The slide deck shows an i.MX8X family for low-power applications that is limited to Cortex-A35 and -M4 cores. The 8QuadXPlus has four Cortex-A35 cores while the 8DualXPlus and 8DualX have two. There’s also an i.MX8M family for audio/video applications that features 4K VP9/H.265 and HDR support. The 8M family will have Quad and Dual Video, as well as Quad and Dual Audio models. The slide deck also shows upcoming i.MX8 Dual and DualLite models with dual Cortex-A53 cores.

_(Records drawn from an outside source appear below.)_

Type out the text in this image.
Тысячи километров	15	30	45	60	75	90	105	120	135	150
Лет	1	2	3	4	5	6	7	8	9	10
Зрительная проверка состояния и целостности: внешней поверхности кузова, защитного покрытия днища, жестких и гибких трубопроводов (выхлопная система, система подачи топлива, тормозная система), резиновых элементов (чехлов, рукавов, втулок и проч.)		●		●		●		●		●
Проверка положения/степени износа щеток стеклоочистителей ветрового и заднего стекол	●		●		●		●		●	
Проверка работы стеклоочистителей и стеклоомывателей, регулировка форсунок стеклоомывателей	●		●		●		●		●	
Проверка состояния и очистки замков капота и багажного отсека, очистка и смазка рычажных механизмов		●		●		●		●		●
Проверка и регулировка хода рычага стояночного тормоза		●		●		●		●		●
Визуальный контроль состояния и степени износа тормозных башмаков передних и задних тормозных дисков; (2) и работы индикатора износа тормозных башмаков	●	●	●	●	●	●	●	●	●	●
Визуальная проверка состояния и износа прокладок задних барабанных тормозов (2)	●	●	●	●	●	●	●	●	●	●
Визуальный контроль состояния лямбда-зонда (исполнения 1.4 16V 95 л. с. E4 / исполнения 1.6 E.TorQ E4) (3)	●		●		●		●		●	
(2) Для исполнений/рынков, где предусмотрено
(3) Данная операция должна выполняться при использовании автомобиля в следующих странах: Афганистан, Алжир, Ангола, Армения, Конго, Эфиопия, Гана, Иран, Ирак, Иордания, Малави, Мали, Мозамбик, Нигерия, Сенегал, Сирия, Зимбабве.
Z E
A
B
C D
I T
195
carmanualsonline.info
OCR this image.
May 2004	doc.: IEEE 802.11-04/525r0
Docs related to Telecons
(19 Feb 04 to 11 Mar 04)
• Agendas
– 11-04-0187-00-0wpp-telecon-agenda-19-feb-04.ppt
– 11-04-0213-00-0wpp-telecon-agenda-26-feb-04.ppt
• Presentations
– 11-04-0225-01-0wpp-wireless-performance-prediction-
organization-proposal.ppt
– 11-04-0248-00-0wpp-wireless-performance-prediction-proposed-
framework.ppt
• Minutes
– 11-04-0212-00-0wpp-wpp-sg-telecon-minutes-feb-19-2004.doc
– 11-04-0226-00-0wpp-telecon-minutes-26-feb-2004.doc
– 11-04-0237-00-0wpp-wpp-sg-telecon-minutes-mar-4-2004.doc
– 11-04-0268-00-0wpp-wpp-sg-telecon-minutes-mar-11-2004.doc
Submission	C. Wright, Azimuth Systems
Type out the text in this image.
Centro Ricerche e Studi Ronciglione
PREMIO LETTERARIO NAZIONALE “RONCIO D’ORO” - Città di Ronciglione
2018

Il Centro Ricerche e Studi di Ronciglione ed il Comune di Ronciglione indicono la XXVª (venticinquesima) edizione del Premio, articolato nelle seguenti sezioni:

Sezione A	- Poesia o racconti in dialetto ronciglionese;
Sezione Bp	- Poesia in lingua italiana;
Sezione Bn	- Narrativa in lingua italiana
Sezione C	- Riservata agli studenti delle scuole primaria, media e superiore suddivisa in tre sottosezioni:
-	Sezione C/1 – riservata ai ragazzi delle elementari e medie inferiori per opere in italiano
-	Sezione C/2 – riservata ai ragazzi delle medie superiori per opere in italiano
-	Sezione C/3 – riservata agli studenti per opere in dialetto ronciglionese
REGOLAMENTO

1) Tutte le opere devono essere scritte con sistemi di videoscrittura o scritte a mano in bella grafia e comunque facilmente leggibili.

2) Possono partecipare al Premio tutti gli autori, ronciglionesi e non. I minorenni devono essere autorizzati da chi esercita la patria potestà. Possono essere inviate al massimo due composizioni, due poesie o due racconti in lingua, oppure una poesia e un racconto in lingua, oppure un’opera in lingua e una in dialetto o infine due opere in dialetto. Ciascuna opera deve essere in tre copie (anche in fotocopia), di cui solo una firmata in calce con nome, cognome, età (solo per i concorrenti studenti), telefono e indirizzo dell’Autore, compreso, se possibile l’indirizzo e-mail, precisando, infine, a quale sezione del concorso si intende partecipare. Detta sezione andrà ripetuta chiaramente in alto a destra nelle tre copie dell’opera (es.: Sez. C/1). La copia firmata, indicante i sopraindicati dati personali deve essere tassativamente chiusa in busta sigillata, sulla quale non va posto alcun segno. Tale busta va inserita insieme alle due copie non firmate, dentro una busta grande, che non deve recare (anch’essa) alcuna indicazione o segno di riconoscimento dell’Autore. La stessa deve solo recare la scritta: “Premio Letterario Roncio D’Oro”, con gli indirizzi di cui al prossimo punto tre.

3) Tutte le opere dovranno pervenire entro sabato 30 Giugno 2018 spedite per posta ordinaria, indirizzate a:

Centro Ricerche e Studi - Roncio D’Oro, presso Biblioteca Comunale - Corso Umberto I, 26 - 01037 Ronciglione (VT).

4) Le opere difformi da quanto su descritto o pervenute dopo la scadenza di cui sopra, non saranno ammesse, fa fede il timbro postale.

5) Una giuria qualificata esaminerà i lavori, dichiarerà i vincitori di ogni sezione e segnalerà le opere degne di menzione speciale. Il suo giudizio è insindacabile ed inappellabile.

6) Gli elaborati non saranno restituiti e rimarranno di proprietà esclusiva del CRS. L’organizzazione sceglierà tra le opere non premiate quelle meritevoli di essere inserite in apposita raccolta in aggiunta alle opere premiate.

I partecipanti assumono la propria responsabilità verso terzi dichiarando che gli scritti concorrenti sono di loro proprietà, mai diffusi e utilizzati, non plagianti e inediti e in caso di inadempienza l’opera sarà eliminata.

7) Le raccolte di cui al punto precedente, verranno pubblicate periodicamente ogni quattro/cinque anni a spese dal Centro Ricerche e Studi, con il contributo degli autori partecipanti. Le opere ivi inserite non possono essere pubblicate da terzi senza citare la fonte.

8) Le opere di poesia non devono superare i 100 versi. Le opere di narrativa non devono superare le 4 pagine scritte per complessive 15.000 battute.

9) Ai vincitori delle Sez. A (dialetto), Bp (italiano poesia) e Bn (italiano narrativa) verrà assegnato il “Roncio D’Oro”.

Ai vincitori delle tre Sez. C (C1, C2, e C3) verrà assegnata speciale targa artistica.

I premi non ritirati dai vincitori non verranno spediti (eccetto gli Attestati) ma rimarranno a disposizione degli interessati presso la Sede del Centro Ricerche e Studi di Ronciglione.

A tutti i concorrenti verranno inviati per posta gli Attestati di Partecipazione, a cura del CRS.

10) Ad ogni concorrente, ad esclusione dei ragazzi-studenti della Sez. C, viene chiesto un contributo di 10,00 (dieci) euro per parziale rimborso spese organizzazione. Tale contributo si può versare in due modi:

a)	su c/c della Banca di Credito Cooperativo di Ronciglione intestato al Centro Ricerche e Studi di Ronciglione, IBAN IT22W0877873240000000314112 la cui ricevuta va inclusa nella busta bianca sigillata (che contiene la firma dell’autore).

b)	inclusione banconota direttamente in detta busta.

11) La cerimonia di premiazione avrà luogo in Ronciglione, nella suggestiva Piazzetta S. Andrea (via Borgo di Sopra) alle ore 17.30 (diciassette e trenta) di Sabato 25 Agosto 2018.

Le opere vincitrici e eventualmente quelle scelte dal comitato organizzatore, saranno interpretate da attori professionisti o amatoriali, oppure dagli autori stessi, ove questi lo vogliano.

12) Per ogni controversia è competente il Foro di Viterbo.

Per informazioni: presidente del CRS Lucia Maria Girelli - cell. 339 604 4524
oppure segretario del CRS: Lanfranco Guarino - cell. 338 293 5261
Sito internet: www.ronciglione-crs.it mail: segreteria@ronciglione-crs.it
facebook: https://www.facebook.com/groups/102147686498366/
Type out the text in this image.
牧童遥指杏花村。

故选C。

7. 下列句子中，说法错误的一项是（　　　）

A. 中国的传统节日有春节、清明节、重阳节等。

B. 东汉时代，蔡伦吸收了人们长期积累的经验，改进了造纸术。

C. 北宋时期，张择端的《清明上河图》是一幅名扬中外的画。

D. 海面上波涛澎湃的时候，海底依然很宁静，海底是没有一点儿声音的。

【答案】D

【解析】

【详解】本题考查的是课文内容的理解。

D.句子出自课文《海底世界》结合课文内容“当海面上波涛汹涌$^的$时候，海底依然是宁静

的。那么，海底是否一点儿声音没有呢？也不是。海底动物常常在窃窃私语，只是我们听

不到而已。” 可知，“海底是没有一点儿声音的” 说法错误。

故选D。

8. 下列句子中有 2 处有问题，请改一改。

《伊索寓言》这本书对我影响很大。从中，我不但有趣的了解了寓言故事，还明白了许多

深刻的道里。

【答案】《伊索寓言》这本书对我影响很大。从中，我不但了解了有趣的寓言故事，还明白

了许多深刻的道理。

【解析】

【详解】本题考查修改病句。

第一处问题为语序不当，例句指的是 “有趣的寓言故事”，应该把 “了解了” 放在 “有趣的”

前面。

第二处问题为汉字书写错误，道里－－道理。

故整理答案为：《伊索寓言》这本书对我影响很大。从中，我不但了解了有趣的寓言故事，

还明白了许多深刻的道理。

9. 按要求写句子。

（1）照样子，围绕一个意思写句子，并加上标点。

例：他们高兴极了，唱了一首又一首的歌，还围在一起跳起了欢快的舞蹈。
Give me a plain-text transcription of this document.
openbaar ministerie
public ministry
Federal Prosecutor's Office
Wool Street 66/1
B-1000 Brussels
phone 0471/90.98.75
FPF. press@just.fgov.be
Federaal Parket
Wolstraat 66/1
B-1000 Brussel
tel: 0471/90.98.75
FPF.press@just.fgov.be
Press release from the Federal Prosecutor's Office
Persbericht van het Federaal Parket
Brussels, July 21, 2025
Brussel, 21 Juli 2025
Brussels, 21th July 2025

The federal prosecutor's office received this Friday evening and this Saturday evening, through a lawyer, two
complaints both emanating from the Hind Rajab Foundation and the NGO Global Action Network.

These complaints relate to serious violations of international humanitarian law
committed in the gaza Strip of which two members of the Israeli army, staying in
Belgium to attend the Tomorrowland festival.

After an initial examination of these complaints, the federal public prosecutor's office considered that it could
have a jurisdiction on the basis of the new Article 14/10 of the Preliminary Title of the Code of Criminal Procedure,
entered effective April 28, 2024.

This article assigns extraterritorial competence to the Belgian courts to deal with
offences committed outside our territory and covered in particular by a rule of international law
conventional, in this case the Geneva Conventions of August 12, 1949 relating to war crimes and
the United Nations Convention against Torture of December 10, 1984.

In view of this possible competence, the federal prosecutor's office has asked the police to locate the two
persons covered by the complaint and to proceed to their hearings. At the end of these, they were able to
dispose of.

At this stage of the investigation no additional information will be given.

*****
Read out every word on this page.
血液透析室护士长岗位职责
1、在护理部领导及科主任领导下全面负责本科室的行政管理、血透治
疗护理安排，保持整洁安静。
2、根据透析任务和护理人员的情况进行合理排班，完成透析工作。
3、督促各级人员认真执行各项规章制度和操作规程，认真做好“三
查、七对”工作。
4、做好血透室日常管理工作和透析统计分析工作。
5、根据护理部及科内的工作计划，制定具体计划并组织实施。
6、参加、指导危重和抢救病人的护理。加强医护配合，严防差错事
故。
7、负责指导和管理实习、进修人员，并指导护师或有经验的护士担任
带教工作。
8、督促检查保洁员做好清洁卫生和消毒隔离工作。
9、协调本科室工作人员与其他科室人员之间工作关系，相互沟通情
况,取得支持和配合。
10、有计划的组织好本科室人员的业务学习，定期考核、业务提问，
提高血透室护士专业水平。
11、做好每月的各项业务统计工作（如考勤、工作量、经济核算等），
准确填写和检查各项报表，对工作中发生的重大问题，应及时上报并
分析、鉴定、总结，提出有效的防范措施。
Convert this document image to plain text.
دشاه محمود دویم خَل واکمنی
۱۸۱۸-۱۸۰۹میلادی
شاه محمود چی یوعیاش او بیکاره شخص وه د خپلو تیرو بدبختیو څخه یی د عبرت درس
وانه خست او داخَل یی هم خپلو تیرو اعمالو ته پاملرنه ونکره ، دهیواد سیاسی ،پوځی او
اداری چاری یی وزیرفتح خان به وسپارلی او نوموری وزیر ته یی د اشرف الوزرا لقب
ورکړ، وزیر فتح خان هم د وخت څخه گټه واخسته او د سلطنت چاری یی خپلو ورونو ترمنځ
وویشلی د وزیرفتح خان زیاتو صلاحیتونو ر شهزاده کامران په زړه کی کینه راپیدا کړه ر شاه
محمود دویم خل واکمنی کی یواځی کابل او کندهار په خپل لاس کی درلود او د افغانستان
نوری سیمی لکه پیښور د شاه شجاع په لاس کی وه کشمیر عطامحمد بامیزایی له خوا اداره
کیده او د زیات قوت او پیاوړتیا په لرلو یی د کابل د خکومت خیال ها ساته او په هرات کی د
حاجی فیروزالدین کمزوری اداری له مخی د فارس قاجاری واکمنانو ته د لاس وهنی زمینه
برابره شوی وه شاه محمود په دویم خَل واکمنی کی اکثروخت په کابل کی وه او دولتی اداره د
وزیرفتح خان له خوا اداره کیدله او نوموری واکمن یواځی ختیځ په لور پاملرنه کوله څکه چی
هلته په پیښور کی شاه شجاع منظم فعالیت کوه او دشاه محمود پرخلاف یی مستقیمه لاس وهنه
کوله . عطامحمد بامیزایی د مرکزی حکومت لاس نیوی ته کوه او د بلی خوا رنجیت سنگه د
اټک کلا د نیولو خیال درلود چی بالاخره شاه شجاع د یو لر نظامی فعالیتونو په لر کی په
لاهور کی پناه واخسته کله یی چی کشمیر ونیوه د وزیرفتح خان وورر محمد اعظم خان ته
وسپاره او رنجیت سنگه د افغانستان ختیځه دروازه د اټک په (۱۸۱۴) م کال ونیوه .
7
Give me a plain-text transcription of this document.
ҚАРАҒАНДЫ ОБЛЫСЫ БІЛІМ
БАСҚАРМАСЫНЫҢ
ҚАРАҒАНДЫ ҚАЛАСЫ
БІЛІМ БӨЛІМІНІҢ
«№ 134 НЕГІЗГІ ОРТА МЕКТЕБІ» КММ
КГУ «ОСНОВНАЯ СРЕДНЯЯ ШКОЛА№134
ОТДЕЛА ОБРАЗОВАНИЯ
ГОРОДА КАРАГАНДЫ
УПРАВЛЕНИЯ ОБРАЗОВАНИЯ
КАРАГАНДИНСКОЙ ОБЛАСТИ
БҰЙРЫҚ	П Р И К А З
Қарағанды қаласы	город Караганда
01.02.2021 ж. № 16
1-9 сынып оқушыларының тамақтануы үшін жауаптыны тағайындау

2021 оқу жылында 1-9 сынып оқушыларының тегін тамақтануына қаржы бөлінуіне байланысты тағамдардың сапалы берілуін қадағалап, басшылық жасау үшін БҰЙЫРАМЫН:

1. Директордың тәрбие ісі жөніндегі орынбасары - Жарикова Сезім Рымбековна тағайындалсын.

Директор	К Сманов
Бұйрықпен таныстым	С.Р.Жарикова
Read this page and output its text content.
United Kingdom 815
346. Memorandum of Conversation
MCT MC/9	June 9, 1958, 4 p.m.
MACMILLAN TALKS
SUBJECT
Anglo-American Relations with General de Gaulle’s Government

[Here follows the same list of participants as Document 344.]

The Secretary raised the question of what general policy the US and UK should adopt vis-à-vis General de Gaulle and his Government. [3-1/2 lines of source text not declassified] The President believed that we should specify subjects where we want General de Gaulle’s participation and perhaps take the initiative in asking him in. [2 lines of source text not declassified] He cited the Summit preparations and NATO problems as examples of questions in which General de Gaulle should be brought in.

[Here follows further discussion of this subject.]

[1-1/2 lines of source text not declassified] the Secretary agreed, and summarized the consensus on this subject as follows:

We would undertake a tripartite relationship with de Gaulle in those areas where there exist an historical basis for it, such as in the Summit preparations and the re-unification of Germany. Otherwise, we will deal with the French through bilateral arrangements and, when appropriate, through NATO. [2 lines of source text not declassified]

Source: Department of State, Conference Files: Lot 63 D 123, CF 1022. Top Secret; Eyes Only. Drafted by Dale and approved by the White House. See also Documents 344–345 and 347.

Like the 8X and 8M models, the dual-core parts are limited to a single GPU per SoC.
Speaking of slide decks, we located two interesting presentations about the i.MX8’s virtualization, media, and vision capabilities in eCockpit applications:
- Virtualization and Media Capabilities for Next-Gen eCockpits (pdf download)
- Introduction to i.MX8 Vision Architecture (pdf download)
Qualcomm continues to bid for NXP
By the time these new i.MX8 SoCs reach production, NXP may be under the Qualcomm umbrella, if persistent acquisition rumors are to be believed. Although Qualcomm will soon ship a Snapdragon-based Qualcomm Connected Car Reference Platform, this is one area where the company has fallen behind Nvidia, which has increasingly focused its Tegra SoCs on automotive platforms like Drive PX 2. TI, meanwhile, has its Jacinto platform, and Renesas has its R-Car SoCs, among other automotive contenders.
The addition of NXP would greatly improve Qualcomm’s automotive positioning, and not only in application processors, given that NXP bills itself as the “number one provider for automotive ICs.” Should the Qualcomm deal go through, however, the future of the non-automotive models, and especially the multimedia 8M models, may be in jeopardy, as these may compete too directly with Snapdragons.
The first three i.MX8 Quad SoCs will begin sampling in Q1 2017. More information on the i.MX8 Quad family may be found on NXP’s i.MX8 product page, and more on the currently available i.MX8 MEK development kit may be found here.